Atleta da equipe Londrina/FEL/IPEC, Tatiane Raquel da Silva, está participando, em Portugal, do projeto “Missão Europa”, do Comitê Olímpico Brasileiro (COB). Os treinamentos tiveram início nesta quarta-feira (2), e serão realizados na cidade de Rio Maior, a 75 quilômetros da capital Lisboa. Atualmente, a londrinense é a melhor atleta do Brasil nos 3.000 metros com obstáculos, e vem se preparando para alcançar o inédito índice olímpico. Ela deve permanecer em solo português pelos próximos 30 dias.

O projeto “Missão Europa” conta com dezenas de atletas, incluindo outras modalidades. Parte dos atletas já está classificada para os Jogos de Tóquio em 2021, e outros tentam obter o índice e garantir presença da competição.

Antes da viagem, Tatiane já havia retomado ritmo forte de trabalho, focando em não perder fôlego na busca pelo tão sonhado índice olímpico. Em Portugal, a rotina será de treinos intensos, uma vez que não há previsão de competições. O período será aproveitado para priorizar alguns trabalhos específicos.

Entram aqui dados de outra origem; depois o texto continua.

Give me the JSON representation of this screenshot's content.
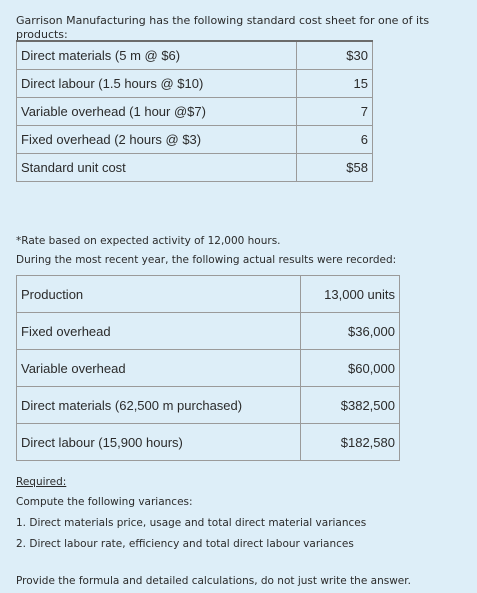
{
  "intro": "Garrison Manufacturing has the following standard cost sheet for one of its products:",
  "standard_cost": [
    {
      "label": "Direct materials (5 m @ $6)",
      "value": "$30"
    },
    {
      "label": "Direct labour (1.5 hours @ $10)",
      "value": "15"
    },
    {
      "label": "Variable overhead (1 hour @$7)",
      "value": "7"
    },
    {
      "label": "Fixed overhead (2 hours @ $3)",
      "value": "6"
    },
    {
      "label": "Standard unit cost",
      "value": "$58"
    }
  ],
  "rate_note": "*Rate based on expected activity of 12,000 hours.",
  "actual_intro": "During the most recent year, the following actual results were recorded:",
  "actual_results": [
    {
      "label": "Production",
      "value": "13,000 units"
    },
    {
      "label": "Fixed overhead",
      "value": "$36,000"
    },
    {
      "label": "Variable overhead",
      "value": "$60,000"
    },
    {
      "label": "Direct materials (62,500 m purchased)",
      "value": "$382,500"
    },
    {
      "label": "Direct labour (15,900 hours)",
      "value": "$182,580"
    }
  ],
  "required_heading": "Required:",
  "required_intro": "Compute the following variances:",
  "required_items": [
    "1. Direct materials price, usage and total direct material variances",
    "2. Direct labour rate, efficiency and total direct labour variances"
  ],
  "closing": "Provide the formula and detailed calculations, do not just write the answer."
}
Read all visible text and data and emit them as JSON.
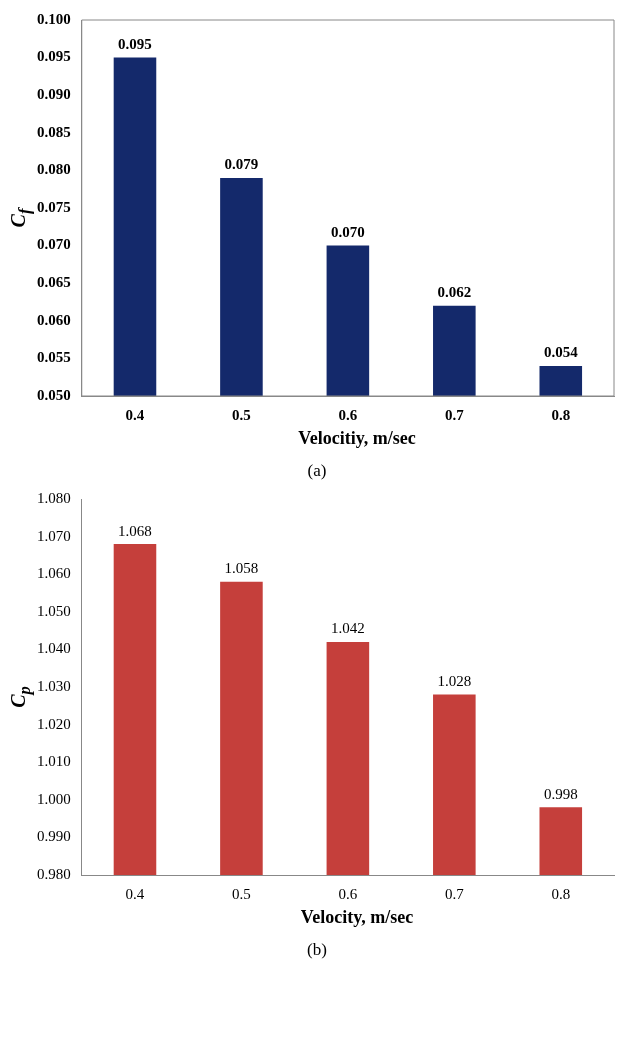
{
  "chart_data": [
    {
      "type": "bar",
      "categories": [
        "0.4",
        "0.5",
        "0.6",
        "0.7",
        "0.8"
      ],
      "values": [
        0.095,
        0.079,
        0.07,
        0.062,
        0.054
      ],
      "value_labels": [
        "0.095",
        "0.079",
        "0.070",
        "0.062",
        "0.054"
      ],
      "color": "#14296b",
      "ylim": [
        0.05,
        0.1
      ],
      "yticks": [
        {
          "value": 0.05,
          "label": "0.050"
        },
        {
          "value": 0.055,
          "label": "0.055"
        },
        {
          "value": 0.06,
          "label": "0.060"
        },
        {
          "value": 0.065,
          "label": "0.065"
        },
        {
          "value": 0.07,
          "label": "0.070"
        },
        {
          "value": 0.075,
          "label": "0.075"
        },
        {
          "value": 0.08,
          "label": "0.080"
        },
        {
          "value": 0.085,
          "label": "0.085"
        },
        {
          "value": 0.09,
          "label": "0.090"
        },
        {
          "value": 0.095,
          "label": "0.095"
        },
        {
          "value": 0.1,
          "label": "0.100"
        }
      ],
      "xlabel": "Velocitiy, m/sec",
      "ylabel": "C$_{f}$",
      "annotations": [
        "(a)"
      ]
    },
    {
      "type": "bar",
      "categories": [
        "0.4",
        "0.5",
        "0.6",
        "0.7",
        "0.8"
      ],
      "values": [
        1.068,
        1.058,
        1.042,
        1.028,
        0.998
      ],
      "value_labels": [
        "1.068",
        "1.058",
        "1.042",
        "1.028",
        "0.998"
      ],
      "color": "#c53f3b",
      "ylim": [
        0.98,
        1.08
      ],
      "yticks": [
        {
          "value": 0.98,
          "label": "0.980"
        },
        {
          "value": 0.99,
          "label": "0.990"
        },
        {
          "value": 1.0,
          "label": "1.000"
        },
        {
          "value": 1.01,
          "label": "1.010"
        },
        {
          "value": 1.02,
          "label": "1.020"
        },
        {
          "value": 1.03,
          "label": "1.030"
        },
        {
          "value": 1.04,
          "label": "1.040"
        },
        {
          "value": 1.05,
          "label": "1.050"
        },
        {
          "value": 1.06,
          "label": "1.060"
        },
        {
          "value": 1.07,
          "label": "1.070"
        },
        {
          "value": 1.08,
          "label": "1.080"
        }
      ],
      "xlabel": "Velocity, m/sec",
      "ylabel": "C$_{p}$",
      "annotations": [
        "(b)"
      ]
    }
  ]
}
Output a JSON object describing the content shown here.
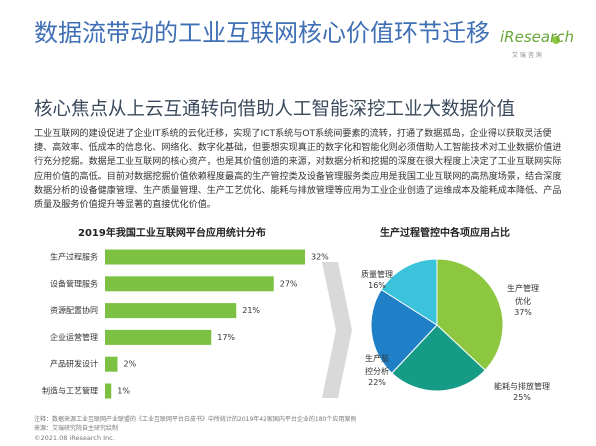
{
  "slide": {
    "title": "数据流带动的工业互联网核心价值环节迁移",
    "subtitle": "核心焦点从上云互通转向借助人工智能深挖工业大数据价值",
    "logo": "iResearch",
    "logo_sub": "艾 瑞 咨 询",
    "body": "工业互联网的建设促进了企业IT系统的云化迁移，实现了ICT系统与OT系统间要素的流转，打通了数据孤岛，企业得以获取灵活便捷、高效率、低成本的信息化、网络化、数字化基础，但要想实现真正的数字化和智能化则必须借助人工智能技术对工业数据价值进行充分挖掘。数据是工业互联网的核心资产，也是其价值创造的来源，对数据分析和挖掘的深度在很大程度上决定了工业互联网实际应用价值的高低。目前对数据挖掘价值依赖程度最高的生产管控类及设备管理服务类应用是我国工业互联网的高热度场景，结合深度数据分析的设备健康管理、生产质量管理、生产工艺优化、能耗与排放管理等应用为工业企业创造了运维成本及能耗成本降低、产品质量及服务价值提升等显著的直接优化价值。",
    "note": "注释：数据来源工业互联网产业联盟的《工业互联网平台白皮书》中所统计的2019年42家国内平台企业的180个应用案例",
    "source": "来源：艾瑞研究院自主研究绘制",
    "copyright": "©2021.08 iResearch Inc."
  },
  "chart_data": [
    {
      "type": "bar",
      "orientation": "horizontal",
      "title": "2019年我国工业互联网平台应用统计分布",
      "categories": [
        "生产过程服务",
        "设备管理服务",
        "资源配置协同",
        "企业运营管理",
        "产品研发设计",
        "制造与工艺管理"
      ],
      "values": [
        32,
        27,
        21,
        17,
        2,
        1
      ],
      "value_labels": [
        "32%",
        "27%",
        "21%",
        "17%",
        "2%",
        "1%"
      ],
      "color": "#7cc142"
    },
    {
      "type": "pie",
      "title": "生产过程管控中各项应用占比",
      "categories": [
        "生产管理优化",
        "能耗与排放管理",
        "生产监控分析",
        "质量管理"
      ],
      "values": [
        37,
        25,
        22,
        16
      ],
      "value_labels": [
        "37%",
        "25%",
        "22%",
        "16%"
      ],
      "colors": [
        "#8dc63f",
        "#169c86",
        "#1f80c8",
        "#3cc3dc"
      ]
    }
  ]
}
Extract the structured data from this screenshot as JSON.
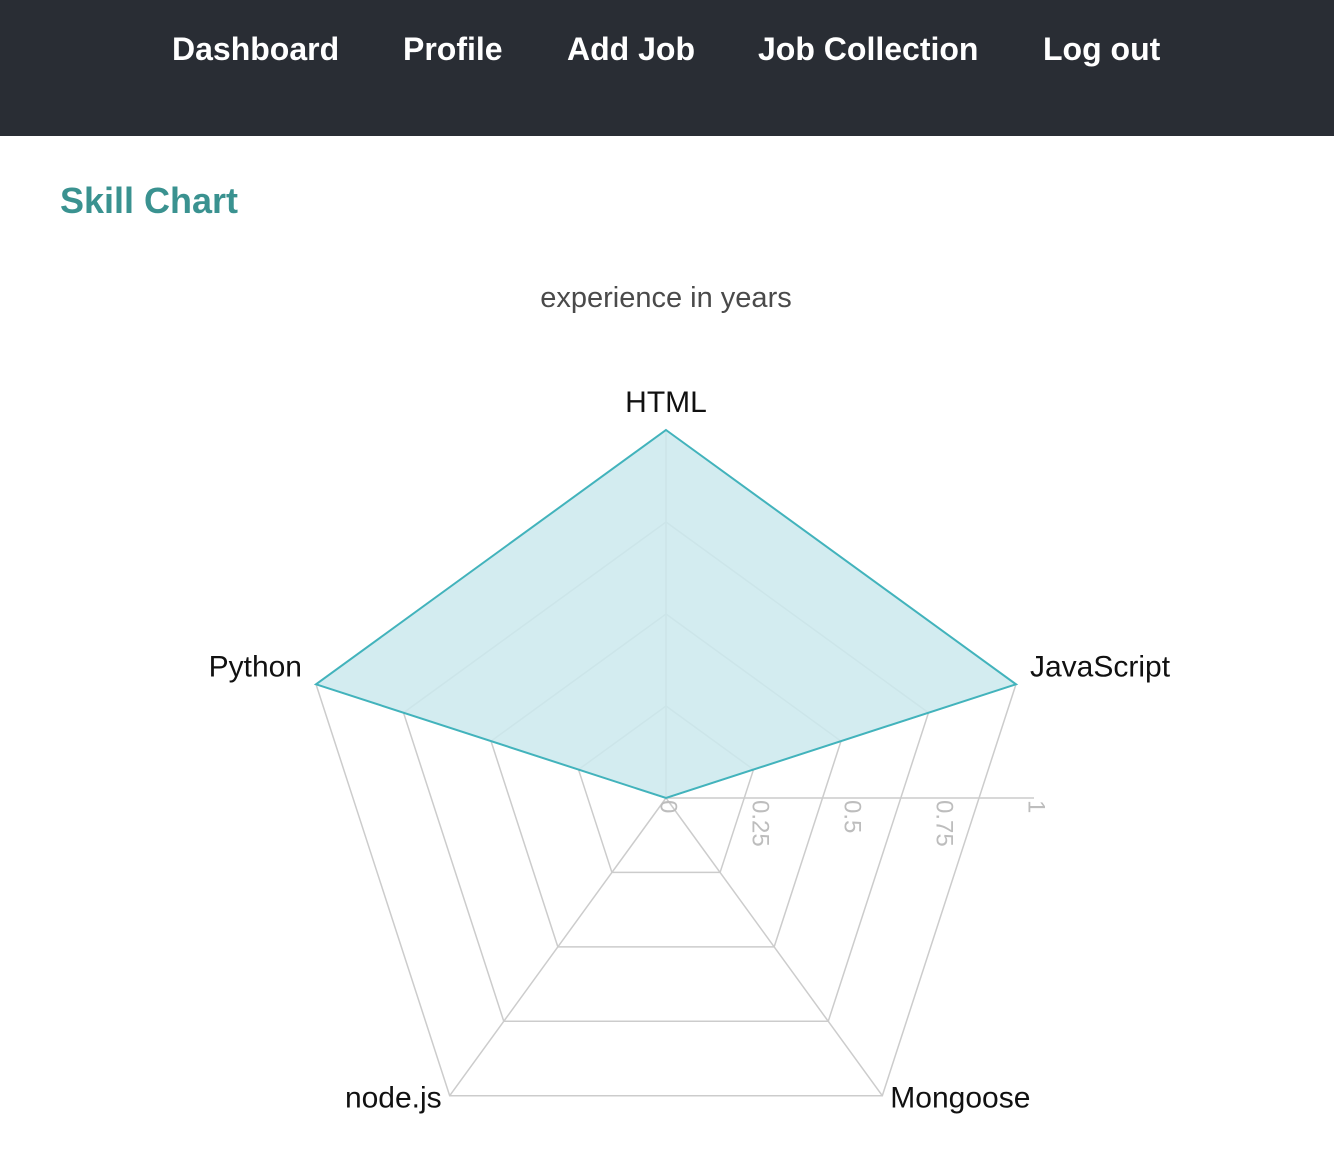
{
  "nav": {
    "items": [
      {
        "label": "Dashboard"
      },
      {
        "label": "Profile"
      },
      {
        "label": "Add Job"
      },
      {
        "label": "Job Collection"
      },
      {
        "label": "Log out"
      }
    ]
  },
  "page": {
    "title": "Skill Chart"
  },
  "colors": {
    "navbar": "#292d34",
    "accent": "#3a9290",
    "series_stroke": "#42b3bc",
    "series_fill": "#cbe9ed",
    "grid": "#cccccc"
  },
  "chart_data": {
    "type": "radar",
    "title": "experience in years",
    "categories": [
      "HTML",
      "JavaScript",
      "Mongoose",
      "node.js",
      "Python"
    ],
    "series": [
      {
        "values": [
          1,
          1,
          0,
          0,
          1
        ]
      }
    ],
    "range": [
      0,
      1
    ],
    "ticks": [
      "0",
      "0.25",
      "0.5",
      "0.75",
      "1"
    ],
    "grid": true,
    "legend": "none"
  }
}
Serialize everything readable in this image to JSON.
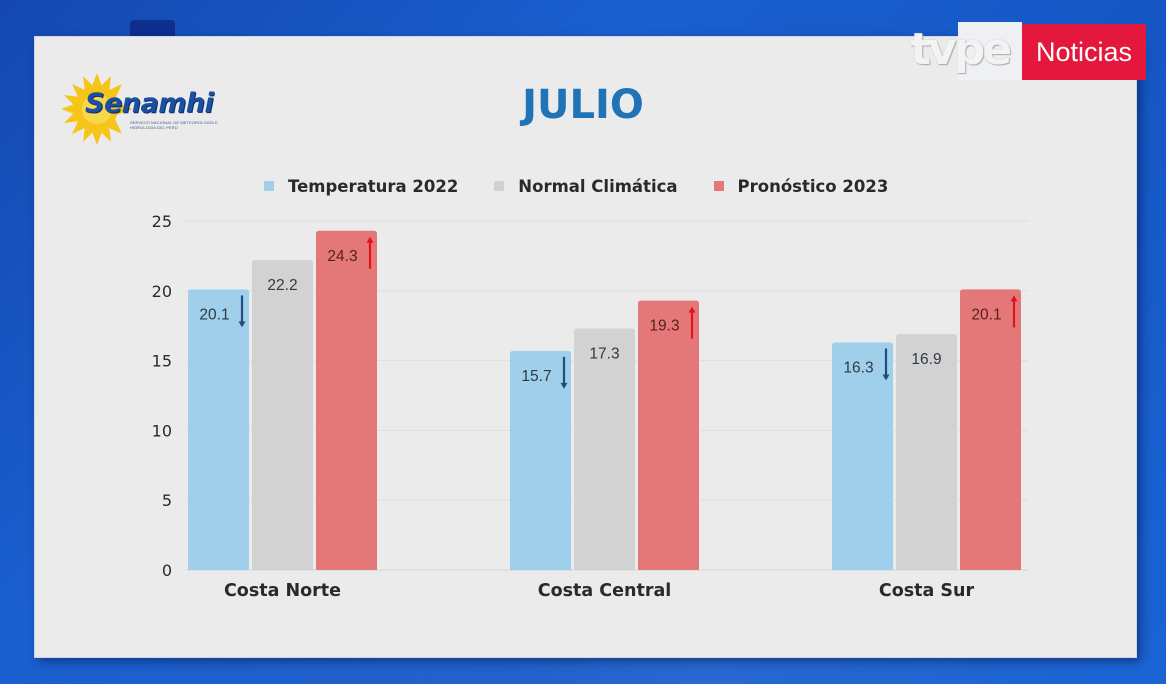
{
  "broadcast": {
    "channel_logo": "tvpe",
    "channel_section": "Noticias",
    "accent_color": "#e4173c"
  },
  "source_logo": {
    "name": "Senamhi",
    "subtitle": "SERVICIO NACIONAL DE METEOROLOGÍA E HIDROLOGÍA DEL PERÚ"
  },
  "colors": {
    "temperatura_2022": "#9fcfeb",
    "normal_climatica": "#d2d2d2",
    "pronostico_2023": "#e47878",
    "title": "#1f73b6",
    "arrow_down": "#1f4f7a",
    "arrow_up": "#e0141c"
  },
  "chart_data": {
    "type": "bar",
    "title": "JULIO",
    "xlabel": "",
    "ylabel": "",
    "ylim": [
      0,
      25
    ],
    "yticks": [
      0,
      5,
      10,
      15,
      20,
      25
    ],
    "grid": true,
    "legend_position": "top",
    "categories": [
      "Costa Norte",
      "Costa Central",
      "Costa Sur"
    ],
    "series": [
      {
        "name": "Temperatura 2022",
        "color_key": "temperatura_2022",
        "values": [
          20.1,
          15.7,
          16.3
        ],
        "labels": [
          "20.1",
          "15.7",
          "16.3"
        ],
        "trend_marker": "down"
      },
      {
        "name": "Normal Climática",
        "color_key": "normal_climatica",
        "values": [
          22.2,
          17.3,
          16.9
        ],
        "labels": [
          "22.2",
          "17.3",
          "16.9"
        ],
        "trend_marker": "none"
      },
      {
        "name": "Pronóstico 2023",
        "color_key": "pronostico_2023",
        "values": [
          24.3,
          19.3,
          20.1
        ],
        "labels": [
          "24.3",
          "19.3",
          "20.1"
        ],
        "trend_marker": "up"
      }
    ]
  }
}
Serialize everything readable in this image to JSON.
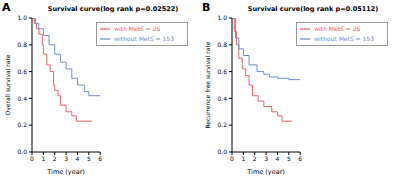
{
  "chart_data": [
    {
      "type": "line",
      "annotations": [
        "A"
      ],
      "title": "Survival curve(log rank p=0.02522)",
      "x_label": "Time (year)",
      "y_label": "Overall survival rate",
      "xlim": [
        0,
        6
      ],
      "xticks": [
        0,
        1,
        2,
        3,
        4,
        5,
        6
      ],
      "ylim": [
        0,
        1
      ],
      "yticks": [
        {
          "value": 0,
          "label": "0.0"
        },
        0.2,
        0.4,
        0.6,
        0.8,
        {
          "value": 1,
          "label": "1.0"
        }
      ],
      "legend": "upper right",
      "grid": false,
      "series": [
        {
          "name": "with MetS = 26",
          "color": "#f06060",
          "line_style": "step",
          "x": [
            0,
            0.2,
            0.4,
            0.6,
            0.9,
            1.0,
            1.3,
            1.6,
            1.9,
            2.0,
            2.3,
            2.5,
            3.0,
            3.5,
            3.9,
            5.3
          ],
          "values": [
            1.0,
            0.96,
            0.92,
            0.88,
            0.8,
            0.73,
            0.65,
            0.6,
            0.5,
            0.46,
            0.42,
            0.35,
            0.3,
            0.27,
            0.23,
            0.23
          ]
        },
        {
          "name": "without MetS = 153",
          "color": "#6b8fd6",
          "line_style": "step",
          "x": [
            0,
            0.3,
            0.6,
            1.0,
            1.5,
            2.0,
            2.5,
            3.0,
            3.5,
            4.0,
            4.6,
            5.0,
            6.0
          ],
          "values": [
            1.0,
            0.96,
            0.92,
            0.87,
            0.8,
            0.73,
            0.67,
            0.62,
            0.55,
            0.5,
            0.45,
            0.42,
            0.42
          ]
        }
      ]
    },
    {
      "type": "line",
      "annotations": [
        "B"
      ],
      "title": "Survival curve(log rank p=0.05112)",
      "x_label": "Time (year)",
      "y_label": "Recurrence free survival rate",
      "xlim": [
        0,
        6
      ],
      "xticks": [
        0,
        1,
        2,
        3,
        4,
        5,
        6
      ],
      "ylim": [
        0,
        1
      ],
      "yticks": [
        {
          "value": 0,
          "label": "0.0"
        },
        0.2,
        0.4,
        0.6,
        0.8,
        {
          "value": 1,
          "label": "1.0"
        }
      ],
      "legend": "upper right",
      "grid": false,
      "series": [
        {
          "name": "with MetS = 26",
          "color": "#f06060",
          "line_style": "step",
          "x": [
            0,
            0.2,
            0.4,
            0.6,
            0.9,
            1.2,
            1.5,
            1.8,
            2.3,
            2.8,
            3.5,
            4.0,
            4.4,
            5.3
          ],
          "values": [
            1.0,
            0.9,
            0.8,
            0.7,
            0.62,
            0.57,
            0.5,
            0.42,
            0.38,
            0.34,
            0.3,
            0.27,
            0.23,
            0.23
          ]
        },
        {
          "name": "without MetS = 153",
          "color": "#6b8fd6",
          "line_style": "step",
          "x": [
            0,
            0.3,
            0.6,
            1.0,
            1.5,
            2.2,
            2.8,
            3.3,
            4.0,
            5.0,
            6.0
          ],
          "values": [
            1.0,
            0.85,
            0.77,
            0.72,
            0.65,
            0.6,
            0.58,
            0.56,
            0.55,
            0.54,
            0.54
          ]
        }
      ]
    }
  ]
}
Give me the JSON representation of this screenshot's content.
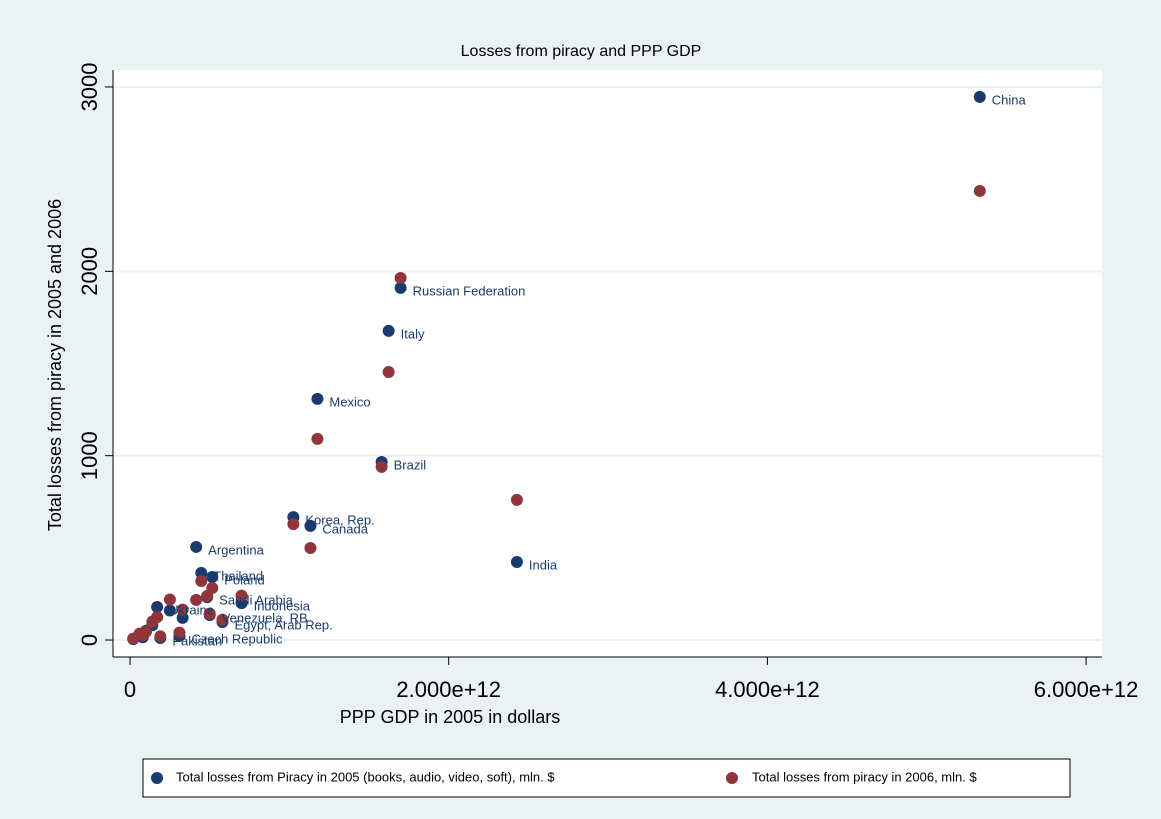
{
  "chart_data": {
    "type": "scatter",
    "title": "Losses from piracy and PPP GDP",
    "x_label": "PPP GDP  in 2005 in dollars",
    "y_label": "Total losses from piracy in 2005 and 2006",
    "x": [
      5333000000000,
      1698000000000,
      1623000000000,
      1176000000000,
      1579000000000,
      1025000000000,
      1132000000000,
      2428000000000,
      415000000000,
      447000000000,
      516000000000,
      484000000000,
      700000000000,
      170000000000,
      500000000000,
      580000000000,
      310000000000,
      190000000000,
      20000000000,
      60000000000,
      100000000000,
      250000000000,
      330000000000,
      140000000000,
      80000000000
    ],
    "point_labels": [
      "China",
      "Russian Federation",
      "Italy",
      "Mexico",
      "Brazil",
      "Korea, Rep.",
      "Canada",
      "India",
      "Argentina",
      "Thailand",
      "Poland",
      "Saudi Arabia",
      "Indonesia",
      "Ukraine",
      "Venezuela, RB",
      "Egypt, Arab Rep.",
      "Czech Republic",
      "Pakistan",
      null,
      null,
      null,
      null,
      null,
      null,
      null
    ],
    "series": [
      {
        "name": "Total losses from Piracy in 2005 (books, audio, video, soft), mln. $",
        "color": "#1a3b6e",
        "values": [
          2946,
          1910,
          1677,
          1308,
          966,
          667,
          619,
          423,
          505,
          364,
          342,
          233,
          200,
          179,
          136,
          98,
          22,
          11,
          5,
          30,
          50,
          160,
          120,
          80,
          15
        ]
      },
      {
        "name": "Total losses from piracy in 2006, mln. $",
        "color": "#90353b",
        "values": [
          2436,
          1964,
          1454,
          1091,
          939,
          629,
          499,
          760,
          218,
          320,
          282,
          239,
          241,
          125,
          143,
          110,
          40,
          20,
          8,
          35,
          45,
          220,
          165,
          100,
          25
        ]
      }
    ],
    "xlim": [
      -107000000000,
      6100000000000
    ],
    "ylim": [
      -92,
      3092
    ],
    "xticks": [
      0,
      {
        "value": 2000000000000,
        "label": "2.000e+12"
      },
      {
        "value": 4000000000000,
        "label": "4.000e+12"
      },
      {
        "value": 6000000000000,
        "label": "6.000e+12"
      }
    ],
    "yticks": [
      0,
      1000,
      2000,
      3000
    ],
    "grid": true,
    "legend": "bottom"
  }
}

Segundo a atleta, o camping de treinamentos será importante para aprimorar treinos nas barreiras, treinos mais rápidos e também em pista sintética, por estar mais acostumada a trabalhar as atividades em pista de carvão. Seu foco está voltado para o GP Brasil e o Troféu Brasil, previstos para acontecer em dezembro, competições nas quais ela terá a chance de tentar fazer o índice olímpico nos 3.000 metros com obstáculos, que é de 9m30seg. De acordo com Tatiane, a ideia é aproveitar a boa estrutura e extrair o melhor dos treinos para buscar o índice nessas competições.

Para o técnico do Londrina/FEL/IPEC, Gilberto Miranda, os treinamentos em Portugal serão uma grande oportunidade para a atleta, que, com alta estrutura disponível, poderá se dedicar exclusivamente às preparações.

O país europeu foi o escolhido pelo COB por já ter uma situação de maior controle da pandemia. Inclusive as finais da Liga dos Campeões da Europa foram disputadas lá, no último mês. Para poder viajar, os atletas tiveram que fazer o exame PCR-Covid 72 horas antes da viagem e foram testados novamente assim que pisaram em solo europeu.